Il y a une certaine prétention à croire avec beaucoup de sérieux que des linguistes ou des historiens ou même les auteurs peuvent déterminer le bon texte officiel de l’hymne national des Comores ou dire quelle version doit être chantée.
Par MiB
Les historiens peuvent sans doute retrouver ou reconstituer la version originale, celle qui a été choisie en 1978, après la restauration d’Ahmed Abdallah. Les auteurs peuvent aussi dire quel était le texte qu’ils ont présenté aux autorités pour devenir l’hymne national. Ils sont les mieux placés pour dire quel était le premier texte de l’hymne. Les linguistes peuvent transcrire l’hymne dans la bonne version du shiNdzauni et l’écrire avec l’orthographe moderne. C’est d’ailleurs l’apport important qu’ils ont fait sur ce texte.

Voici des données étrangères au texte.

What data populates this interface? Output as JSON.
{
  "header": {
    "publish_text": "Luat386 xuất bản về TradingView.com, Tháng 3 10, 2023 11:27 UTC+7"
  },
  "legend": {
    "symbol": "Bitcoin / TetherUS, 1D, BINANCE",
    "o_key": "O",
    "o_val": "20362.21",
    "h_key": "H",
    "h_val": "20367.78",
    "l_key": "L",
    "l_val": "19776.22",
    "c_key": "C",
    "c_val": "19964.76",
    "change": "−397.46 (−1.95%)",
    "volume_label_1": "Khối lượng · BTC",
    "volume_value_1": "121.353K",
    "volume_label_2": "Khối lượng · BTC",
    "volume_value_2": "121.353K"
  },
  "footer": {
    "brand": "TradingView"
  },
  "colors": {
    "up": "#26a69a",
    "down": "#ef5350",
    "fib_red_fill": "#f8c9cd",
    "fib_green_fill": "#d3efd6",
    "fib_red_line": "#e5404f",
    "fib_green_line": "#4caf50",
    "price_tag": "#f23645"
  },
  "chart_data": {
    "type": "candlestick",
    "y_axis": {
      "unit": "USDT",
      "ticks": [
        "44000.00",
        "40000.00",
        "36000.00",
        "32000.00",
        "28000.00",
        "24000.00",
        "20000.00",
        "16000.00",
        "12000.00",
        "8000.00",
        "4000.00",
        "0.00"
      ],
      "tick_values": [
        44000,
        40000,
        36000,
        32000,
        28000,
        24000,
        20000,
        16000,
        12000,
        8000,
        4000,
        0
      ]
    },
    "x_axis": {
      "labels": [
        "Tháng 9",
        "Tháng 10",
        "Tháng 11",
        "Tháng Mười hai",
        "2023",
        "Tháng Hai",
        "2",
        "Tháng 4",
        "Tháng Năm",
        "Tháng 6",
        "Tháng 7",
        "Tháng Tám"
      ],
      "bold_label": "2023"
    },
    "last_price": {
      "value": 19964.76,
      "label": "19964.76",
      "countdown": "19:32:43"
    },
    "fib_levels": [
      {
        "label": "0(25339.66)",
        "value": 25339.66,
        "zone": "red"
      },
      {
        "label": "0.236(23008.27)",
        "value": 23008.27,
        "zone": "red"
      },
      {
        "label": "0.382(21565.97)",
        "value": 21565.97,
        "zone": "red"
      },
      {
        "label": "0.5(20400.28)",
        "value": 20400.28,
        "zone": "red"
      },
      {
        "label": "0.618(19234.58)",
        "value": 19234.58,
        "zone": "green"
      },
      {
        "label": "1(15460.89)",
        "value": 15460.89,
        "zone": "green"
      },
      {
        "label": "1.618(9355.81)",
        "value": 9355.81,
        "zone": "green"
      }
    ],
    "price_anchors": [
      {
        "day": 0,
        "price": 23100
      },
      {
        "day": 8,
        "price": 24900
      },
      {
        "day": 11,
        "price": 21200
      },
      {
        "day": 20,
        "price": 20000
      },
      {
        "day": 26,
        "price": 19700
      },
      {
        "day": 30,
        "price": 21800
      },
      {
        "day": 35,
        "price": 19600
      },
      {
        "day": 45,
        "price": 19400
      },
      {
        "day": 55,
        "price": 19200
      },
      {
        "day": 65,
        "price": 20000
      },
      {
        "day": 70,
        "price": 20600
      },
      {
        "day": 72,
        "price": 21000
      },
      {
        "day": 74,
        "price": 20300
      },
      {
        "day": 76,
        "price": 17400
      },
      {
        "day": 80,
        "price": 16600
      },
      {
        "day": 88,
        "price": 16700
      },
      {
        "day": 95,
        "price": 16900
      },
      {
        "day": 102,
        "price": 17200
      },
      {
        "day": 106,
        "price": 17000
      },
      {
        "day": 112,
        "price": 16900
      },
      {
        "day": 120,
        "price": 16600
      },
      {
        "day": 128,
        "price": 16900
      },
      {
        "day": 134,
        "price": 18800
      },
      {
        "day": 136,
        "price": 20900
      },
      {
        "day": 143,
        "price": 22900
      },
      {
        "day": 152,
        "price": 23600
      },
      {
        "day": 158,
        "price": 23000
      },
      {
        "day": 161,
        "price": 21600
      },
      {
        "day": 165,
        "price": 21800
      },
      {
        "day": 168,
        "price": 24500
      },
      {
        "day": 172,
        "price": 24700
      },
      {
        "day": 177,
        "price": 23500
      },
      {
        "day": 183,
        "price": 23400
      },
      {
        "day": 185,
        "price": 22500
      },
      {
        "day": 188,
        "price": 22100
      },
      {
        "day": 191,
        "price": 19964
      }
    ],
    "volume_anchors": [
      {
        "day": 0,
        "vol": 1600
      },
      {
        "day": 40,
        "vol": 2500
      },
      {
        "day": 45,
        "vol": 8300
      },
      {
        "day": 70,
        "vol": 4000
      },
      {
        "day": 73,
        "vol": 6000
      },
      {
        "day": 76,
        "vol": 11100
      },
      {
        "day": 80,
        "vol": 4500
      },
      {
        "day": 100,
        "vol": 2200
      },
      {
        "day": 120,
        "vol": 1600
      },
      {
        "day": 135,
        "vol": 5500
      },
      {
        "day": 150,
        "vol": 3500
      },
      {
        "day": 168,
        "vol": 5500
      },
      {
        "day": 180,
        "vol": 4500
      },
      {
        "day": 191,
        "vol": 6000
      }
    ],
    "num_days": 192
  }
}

Pour le reste, tout appartient à l’État qui a pu, dans le passé, modifier formellement ou non le texte officiel, qui théoriquement conserve la version officielle comme tous les autres symboles de l’État et qui a aussi la possibilité de modifier cet hymne par un acte du parlement. Au-delà de l’État, aucune entité ne peut affirmer détenir ou établir la version officielle d’un symbole représentant la nation.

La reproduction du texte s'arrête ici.